The bank, which slashed its price target on the stock to 300p from 500p, said the share price has become detached from the underlying business.

"We are currently attributing no value in our NAV to the Russian assets given uncertainty about Polymetal's ability to remit funds from assets in the country to other parts of the corporate structure," it said.

Berenberg said the company faces a number of material headwinds in terms of negotiating the sanctions that have been applied by the West on Russia and vice versa.

"There is the risk that Alexander Nesis, who holds a majority interest in ICT, the company's 24% shareholder, will be sanctioned," it said. "The company may also need to secure debt from either domestic or Chinese lenders to replace the debt that is currently held with European banks, with higher borrowing costs. The company will face challenges importing spares, specialist equipment and skills from Western suppliers.

"Russian companies are now not allowed to remit dividends to offshore entities and so any dividend in the future will need to be funded from free cash flow from the Kazakh entities.

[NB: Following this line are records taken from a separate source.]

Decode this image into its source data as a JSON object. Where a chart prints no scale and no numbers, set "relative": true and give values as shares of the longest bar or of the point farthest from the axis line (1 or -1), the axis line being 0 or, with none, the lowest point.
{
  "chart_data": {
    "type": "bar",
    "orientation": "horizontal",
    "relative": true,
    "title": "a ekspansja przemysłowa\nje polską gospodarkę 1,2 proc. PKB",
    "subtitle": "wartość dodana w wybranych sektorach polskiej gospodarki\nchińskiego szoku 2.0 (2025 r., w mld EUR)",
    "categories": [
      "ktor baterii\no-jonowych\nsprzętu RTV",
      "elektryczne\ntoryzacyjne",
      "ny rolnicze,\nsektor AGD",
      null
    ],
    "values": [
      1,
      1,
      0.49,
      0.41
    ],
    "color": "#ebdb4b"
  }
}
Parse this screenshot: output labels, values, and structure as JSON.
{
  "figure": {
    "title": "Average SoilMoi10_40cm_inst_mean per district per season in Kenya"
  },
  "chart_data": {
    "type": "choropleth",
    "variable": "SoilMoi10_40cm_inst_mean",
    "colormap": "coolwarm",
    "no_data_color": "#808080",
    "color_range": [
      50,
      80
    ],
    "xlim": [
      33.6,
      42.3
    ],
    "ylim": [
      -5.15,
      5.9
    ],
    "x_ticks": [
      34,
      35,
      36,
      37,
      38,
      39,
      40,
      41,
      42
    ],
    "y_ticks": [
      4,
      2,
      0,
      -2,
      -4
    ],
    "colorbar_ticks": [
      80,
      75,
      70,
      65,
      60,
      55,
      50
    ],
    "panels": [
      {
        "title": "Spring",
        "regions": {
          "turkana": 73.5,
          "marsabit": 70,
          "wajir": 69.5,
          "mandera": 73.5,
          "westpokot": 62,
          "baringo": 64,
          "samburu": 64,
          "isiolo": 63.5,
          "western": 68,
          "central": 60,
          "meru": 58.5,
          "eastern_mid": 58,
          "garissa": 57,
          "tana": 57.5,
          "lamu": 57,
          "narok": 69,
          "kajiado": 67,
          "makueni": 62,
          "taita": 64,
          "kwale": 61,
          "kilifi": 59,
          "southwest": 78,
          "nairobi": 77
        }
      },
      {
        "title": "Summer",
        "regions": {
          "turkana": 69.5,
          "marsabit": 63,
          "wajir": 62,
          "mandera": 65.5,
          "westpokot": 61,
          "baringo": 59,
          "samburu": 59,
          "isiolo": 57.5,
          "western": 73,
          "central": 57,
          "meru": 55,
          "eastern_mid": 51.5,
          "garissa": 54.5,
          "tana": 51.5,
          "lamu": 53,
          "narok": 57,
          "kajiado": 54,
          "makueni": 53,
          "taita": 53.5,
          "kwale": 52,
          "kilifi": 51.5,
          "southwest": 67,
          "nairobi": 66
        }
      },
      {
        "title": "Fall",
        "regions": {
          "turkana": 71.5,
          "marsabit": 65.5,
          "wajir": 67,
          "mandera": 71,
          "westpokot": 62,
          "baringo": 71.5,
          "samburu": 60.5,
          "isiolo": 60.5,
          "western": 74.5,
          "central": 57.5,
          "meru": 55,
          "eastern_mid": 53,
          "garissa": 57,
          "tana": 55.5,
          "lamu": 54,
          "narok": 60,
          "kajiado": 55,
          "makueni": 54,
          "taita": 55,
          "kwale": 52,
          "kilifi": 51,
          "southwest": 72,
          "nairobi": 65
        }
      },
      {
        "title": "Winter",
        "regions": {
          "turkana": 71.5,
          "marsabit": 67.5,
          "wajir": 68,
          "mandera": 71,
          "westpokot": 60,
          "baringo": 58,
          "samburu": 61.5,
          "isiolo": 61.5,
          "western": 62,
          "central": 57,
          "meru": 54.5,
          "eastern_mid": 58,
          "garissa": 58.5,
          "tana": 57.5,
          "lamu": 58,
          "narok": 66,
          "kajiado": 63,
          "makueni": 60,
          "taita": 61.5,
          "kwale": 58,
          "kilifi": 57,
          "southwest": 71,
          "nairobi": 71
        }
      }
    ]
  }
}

A key decision that will need to be made is whether to split the business into its Russian and Kazakh assets, with the latter accounting for 35% of our NAV and 30% of group production."

Berenberg said this would create a sanctioned entity and unsanctioned entity, although management has flagged that there are potential regulatory hurdles to this.

In the same note on metals and mining, the bank upgraded Hochschild to 'buy' from 'hold' and lifted the price target to 160p from 130p as it argued the shares offer operationally-geared exposure to higher precious metal prices.